Mr Jason Lam, a 32-year-old chef in Tsim Sha Tsui who is worried about getting infected as customers are showing up again in the restaurant, plans to volunteer. "I want to seek assurance for myself and my family whenever free tests are available," he said.

Mr Hung Kit-wing is also drawn to the free testing. But the 53-year-old, who works as a part-time cleaner to afford the rent on a subdivided unit he shares with several strangers in a poor neighbourhood, questions the effectiveness of the drive.

 
 
 
 

"Is it enough to only have one-off testing?" Mr Hung said. "Honestly, I am still exposed to high risk of infection in such a living environment."

One person who won't participate is Dr Alfred Wong, a cardiologist at a public hospital and member of a local medical professional group, in part because he doesn't trust the reliability of mainland testing.

The accuracy of testing has become an issue after Swedish authorities said they unearthed thousands of false positive results from BGI's kits, which have been supplied to more than 180 countries and regions.

BGI said its tests are among the world's most sensitive, and that a high rate of positive cases shouldn't be seen as indicative of false results, but rather an ability to pick up infected people who appear healthy. Hong Kong's government said they always run an official second test before confirming a case and that BGI's tests and sample pooling method have passed accuracy assessments.

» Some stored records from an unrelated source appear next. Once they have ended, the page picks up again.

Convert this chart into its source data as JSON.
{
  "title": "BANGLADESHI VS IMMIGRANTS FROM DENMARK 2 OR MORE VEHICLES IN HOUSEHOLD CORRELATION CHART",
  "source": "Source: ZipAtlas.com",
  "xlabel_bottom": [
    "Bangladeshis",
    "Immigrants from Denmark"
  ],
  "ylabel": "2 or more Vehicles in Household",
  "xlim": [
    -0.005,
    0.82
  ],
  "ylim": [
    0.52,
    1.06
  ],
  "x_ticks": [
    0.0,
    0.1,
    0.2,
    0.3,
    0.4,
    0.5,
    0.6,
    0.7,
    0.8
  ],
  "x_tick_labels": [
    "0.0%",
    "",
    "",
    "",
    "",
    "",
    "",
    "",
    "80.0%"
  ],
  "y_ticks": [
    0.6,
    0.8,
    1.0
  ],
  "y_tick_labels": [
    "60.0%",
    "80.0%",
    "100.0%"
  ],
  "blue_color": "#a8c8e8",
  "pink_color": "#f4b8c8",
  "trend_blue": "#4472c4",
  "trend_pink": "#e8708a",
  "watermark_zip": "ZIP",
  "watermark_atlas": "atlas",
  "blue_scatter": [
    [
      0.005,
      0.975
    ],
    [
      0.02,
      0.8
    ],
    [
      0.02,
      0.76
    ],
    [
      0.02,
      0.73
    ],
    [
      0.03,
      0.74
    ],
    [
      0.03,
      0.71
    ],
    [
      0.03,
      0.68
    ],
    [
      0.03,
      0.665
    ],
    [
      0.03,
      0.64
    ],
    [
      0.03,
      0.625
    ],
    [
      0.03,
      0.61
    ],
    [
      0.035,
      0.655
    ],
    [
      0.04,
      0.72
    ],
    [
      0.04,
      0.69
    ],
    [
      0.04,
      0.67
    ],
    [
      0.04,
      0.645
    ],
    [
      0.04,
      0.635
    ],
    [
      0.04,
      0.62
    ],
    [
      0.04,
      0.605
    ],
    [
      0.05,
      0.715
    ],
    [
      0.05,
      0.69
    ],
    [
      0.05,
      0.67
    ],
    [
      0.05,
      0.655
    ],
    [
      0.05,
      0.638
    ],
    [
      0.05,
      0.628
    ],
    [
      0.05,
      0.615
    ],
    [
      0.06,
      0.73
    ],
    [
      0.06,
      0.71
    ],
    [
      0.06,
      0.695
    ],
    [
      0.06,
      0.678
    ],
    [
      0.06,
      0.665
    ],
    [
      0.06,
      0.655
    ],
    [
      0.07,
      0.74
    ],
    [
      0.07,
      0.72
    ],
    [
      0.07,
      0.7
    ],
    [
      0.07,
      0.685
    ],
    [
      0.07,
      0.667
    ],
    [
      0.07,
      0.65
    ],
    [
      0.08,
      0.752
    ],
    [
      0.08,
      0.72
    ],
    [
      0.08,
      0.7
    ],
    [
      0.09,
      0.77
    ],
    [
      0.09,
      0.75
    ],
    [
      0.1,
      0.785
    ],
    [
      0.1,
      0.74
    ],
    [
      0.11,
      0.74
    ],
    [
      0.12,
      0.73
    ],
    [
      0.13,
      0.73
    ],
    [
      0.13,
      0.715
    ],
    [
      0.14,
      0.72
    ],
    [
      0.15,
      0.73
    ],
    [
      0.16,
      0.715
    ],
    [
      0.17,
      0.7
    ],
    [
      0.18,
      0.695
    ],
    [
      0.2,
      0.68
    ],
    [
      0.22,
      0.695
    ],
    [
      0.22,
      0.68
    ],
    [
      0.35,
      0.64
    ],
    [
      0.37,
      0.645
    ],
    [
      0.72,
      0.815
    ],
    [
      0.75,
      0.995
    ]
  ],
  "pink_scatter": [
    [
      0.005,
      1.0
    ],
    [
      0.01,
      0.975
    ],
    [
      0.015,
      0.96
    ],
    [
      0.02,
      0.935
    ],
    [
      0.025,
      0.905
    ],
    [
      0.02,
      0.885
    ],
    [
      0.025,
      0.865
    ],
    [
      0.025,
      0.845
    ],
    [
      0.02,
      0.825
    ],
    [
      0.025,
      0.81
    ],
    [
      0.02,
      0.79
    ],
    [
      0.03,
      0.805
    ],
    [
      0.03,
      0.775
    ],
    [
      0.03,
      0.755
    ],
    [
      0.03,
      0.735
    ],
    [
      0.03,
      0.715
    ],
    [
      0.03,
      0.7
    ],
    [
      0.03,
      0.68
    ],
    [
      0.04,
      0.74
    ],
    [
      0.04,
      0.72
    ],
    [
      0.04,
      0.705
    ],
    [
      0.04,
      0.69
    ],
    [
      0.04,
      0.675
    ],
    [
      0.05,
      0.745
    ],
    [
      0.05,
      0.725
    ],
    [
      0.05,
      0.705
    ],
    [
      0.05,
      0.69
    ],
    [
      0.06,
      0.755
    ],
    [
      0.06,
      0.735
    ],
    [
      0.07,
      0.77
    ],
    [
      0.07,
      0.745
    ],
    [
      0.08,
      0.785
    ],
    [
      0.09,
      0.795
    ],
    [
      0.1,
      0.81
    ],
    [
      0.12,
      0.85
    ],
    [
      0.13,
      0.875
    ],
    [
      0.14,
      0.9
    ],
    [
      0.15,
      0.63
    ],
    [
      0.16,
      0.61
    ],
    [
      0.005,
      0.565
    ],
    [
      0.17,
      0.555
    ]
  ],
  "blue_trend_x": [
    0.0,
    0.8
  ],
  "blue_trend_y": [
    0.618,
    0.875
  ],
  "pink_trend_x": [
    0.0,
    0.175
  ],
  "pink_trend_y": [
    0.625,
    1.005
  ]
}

Sunrise - aided by BGI - is now the largest testing force in Hong Kong. With a daily capacity of 130,000 tests, it can examine about half a million samples per day if batching five samples into one.

The uncertain level of participation underscores the challenges facing Hong Kong's government as it tries to implement policies to control Covid-19 amid the growing political divide in the city.

Those who test positive will have to check into a makeshift hospital for quarantine to prevent them from infecting their family members or others in the community, which could also deter people from coming forward.

"It's unthinkable in Hong Kong to make testing, even a vaccine for that matter, mandatory, because you can't enforce it," Mr Bernard Chan, a top adviser to Chief Executive Carrie Lam, said in an interview. "But we should make it available."

WORST OUTBREAK

The test drive comes as Covid-19 cases are dwindling in the city's worst outbreak, which started early last month. Daily new infections locally have dropped from a peak of 145 to below 25 for the past nine days.

The government has started to relax some social distancing rules as cases wane. Health experts see the testing as an additional weapon against the disease, and a rehearsal for any resurgence of infection.

"A more important aim of this scheme is to build testing capacity," said Dr Lam Ching Choi, a member of Mrs Lam's advisory Executive Council and medical doctor. "If we don't do it at this time, when the fourth wave comes - and if it's bigger, as expected by many experts - in the winter months, we'll have great trouble."

Sunrise's Mr Wu says the company's air-inflated labs now set up at a sports centre are likely to stay in a Hong Kong warehouse after the drive, and can be in operation again within a week if needed.

"We never know whether the winter surge is coming and whether there'll be the fourth wave," said Mr Wu. "But it's better to be prepared."